Mostly, the cost. Regular toothbrushes usually cost a few dollars, while you can spend $100 or more on an electric one. Brush heads for power gadgets need to be replaced as often as old-school brushes, too. The extra expense can add up.

“They may also lead to a false sense of accomplishment,” Antenucci says. “You may feel like you’re brushing better because you spent $60 on an electric toothbrush, even though you’re not.”

The power ones are also bigger and bulkier, which makes them harder to stash in your purse or suitcase.

There are a few categories of electric toothbrushes. The main difference is how the brush moves:

Rotary: The head moves in a circular motion at 3,000 to 7,500 strokes per minute. A toothbrush where the head alternates directions is called rotation oscillation.

Sonic: These use a side-to-side motion at a speed at about 10 times that of a rotary brush -- about 31,000 brush strokes per minute.

Ultrasonic: The fast side-to-side motion creates vibrations that dislodge plaque.

Ionic: The brush head doesn’t move. A low electric current in the bristles attracts plaque.

Which type is best? Right now, there isn’t enough research to say for sure.

Disposable battery-operated brushes cost about $6 to $15, while rechargeable electric versions range from $40 to more than $150.

Some versions come with travel cases and built-in sensors that signal when you’re brushing too hard. Others have built-in timers that beep every 30 seconds for 2 minutes to let you know it’s time to move on to a different part of your mouth.

High-tech versions have Bluetooth technology that sends data on your brushing habits to your phone.

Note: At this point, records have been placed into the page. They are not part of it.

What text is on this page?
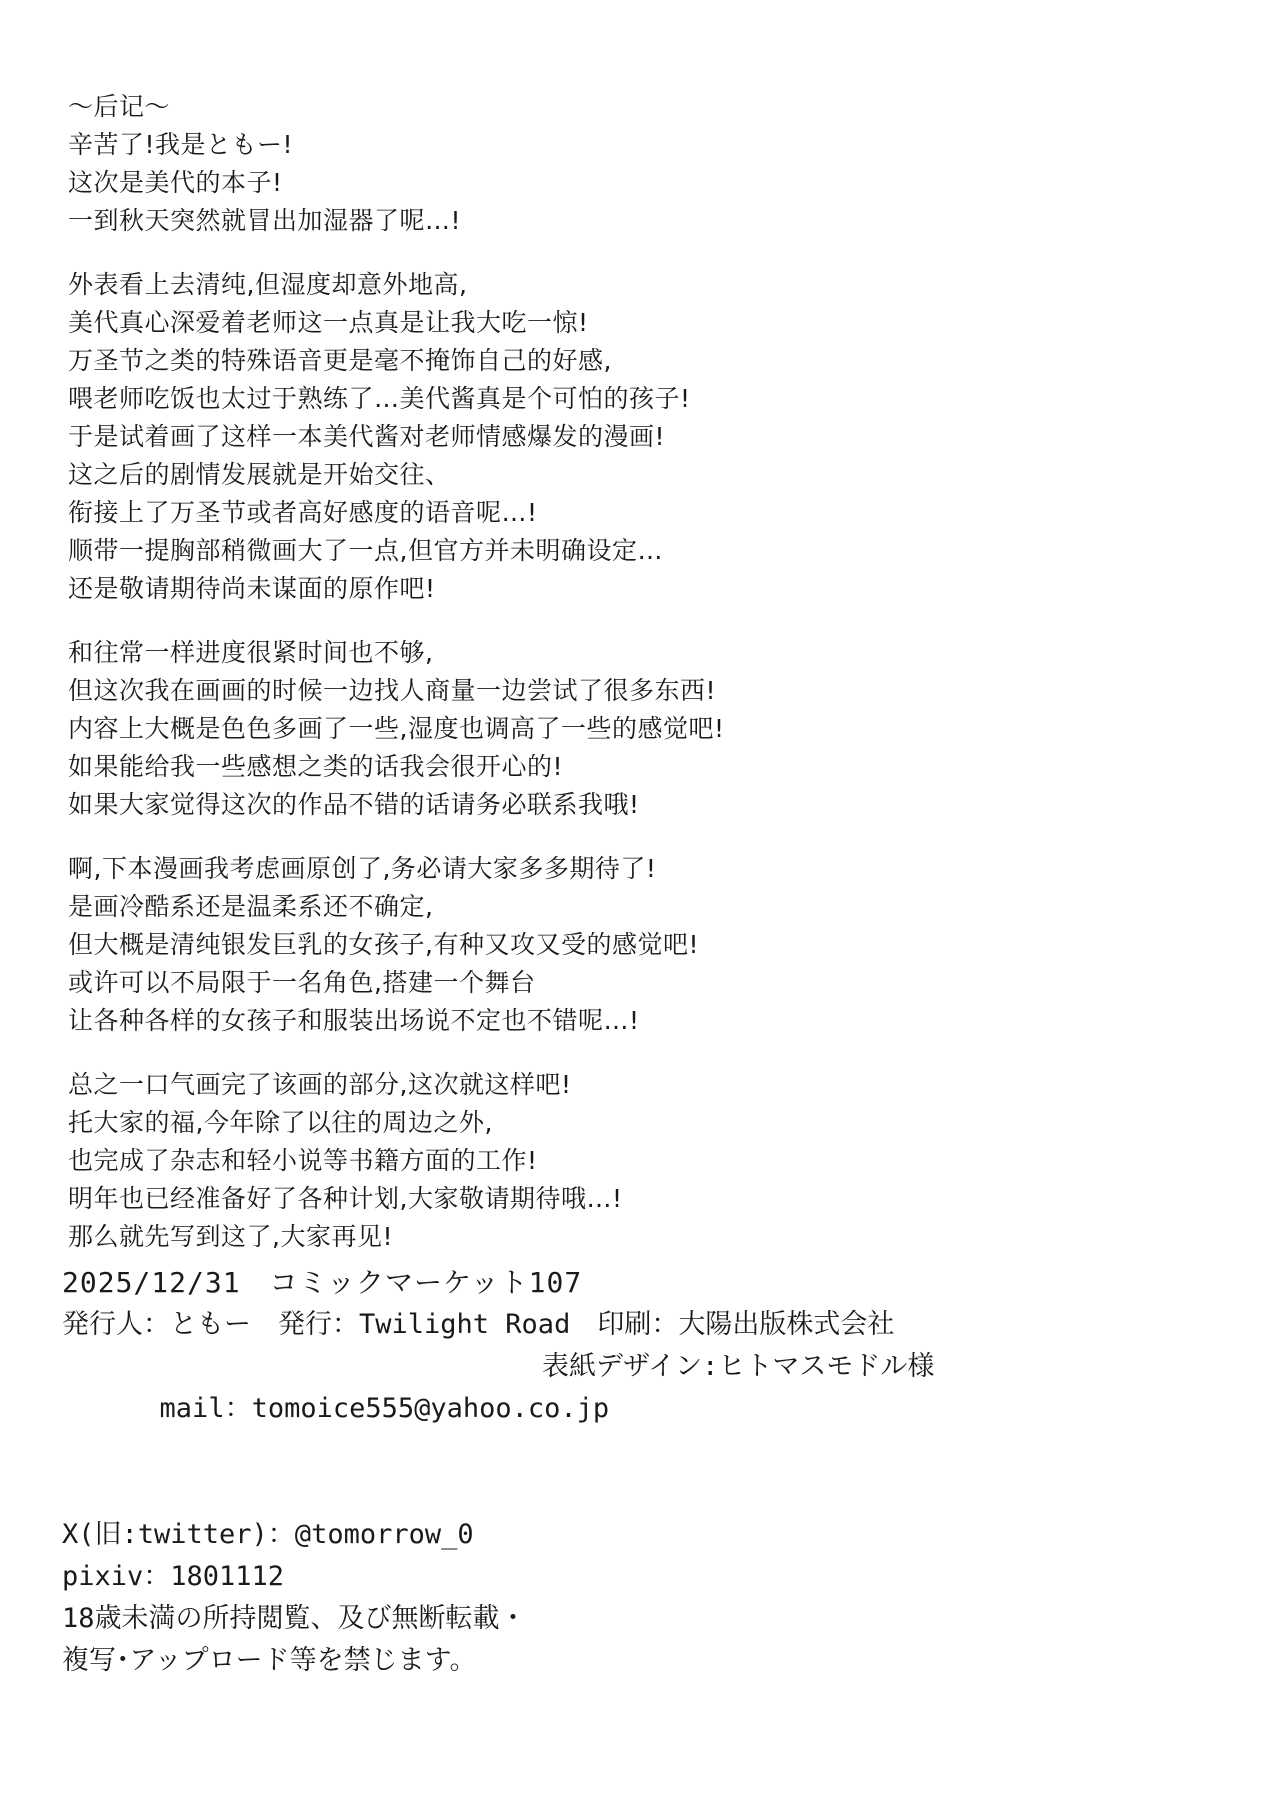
〜后记〜
辛苦了!我是ともー!
这次是美代的本子!
一到秋天突然就冒出加湿器了呢…!
外表看上去清纯,但湿度却意外地高,
美代真心深爱着老师这一点真是让我大吃一惊!
万圣节之类的特殊语音更是毫不掩饰自己的好感,
喂老师吃饭也太过于熟练了…美代酱真是个可怕的孩子!
于是试着画了这样一本美代酱对老师情感爆发的漫画!
这之后的剧情发展就是开始交往、
衔接上了万圣节或者高好感度的语音呢…!
顺带一提胸部稍微画大了一点,但官方并未明确设定…
还是敬请期待尚未谋面的原作吧!
和往常一样进度很紧时间也不够,
但这次我在画画的时候一边找人商量一边尝试了很多东西!
内容上大概是色色多画了一些,湿度也调高了一些的感觉吧!
如果能给我一些感想之类的话我会很开心的!
如果大家觉得这次的作品不错的话请务必联系我哦!
啊,下本漫画我考虑画原创了,务必请大家多多期待了!
是画冷酷系还是温柔系还不确定,
但大概是清纯银发巨乳的女孩子,有种又攻又受的感觉吧!
或许可以不局限于一名角色,搭建一个舞台
让各种各样的女孩子和服装出场说不定也不错呢…!
总之一口气画完了该画的部分,这次就这样吧!
托大家的福,今年除了以往的周边之外,
也完成了杂志和轻小说等书籍方面的工作!
明年也已经准备好了各种计划,大家敬请期待哦…!
那么就先写到这了,大家再见!
2025/12/31　コミックマーケット107
発行人：ともー　発行：Twilight Road　印刷：大陽出版株式会社

mail：tomoice555@yahoo.co.jp

表紙デザイン:ヒトマスモドル様

X(旧:twitter)：@tomorrow_0
pixiv：1801112
18歳未満の所持閲覧、及び無断転載・
複写･アップロード等を禁じます。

“Like with a car, you pay extra for the bells and whistles,” Antenucci says.

No matter which kind you choose, look for the American Dental Association’s seal on the package. This means the toothbrush has been reviewed to make sure that it’s safe and effective.

“At the end of the day, how you use that toothbrush is more important than the toothbrush itself,” Harms says. “Make sure you’re brushing with soft bristles and a fluoride toothpaste for 2 minutes, twice a day.”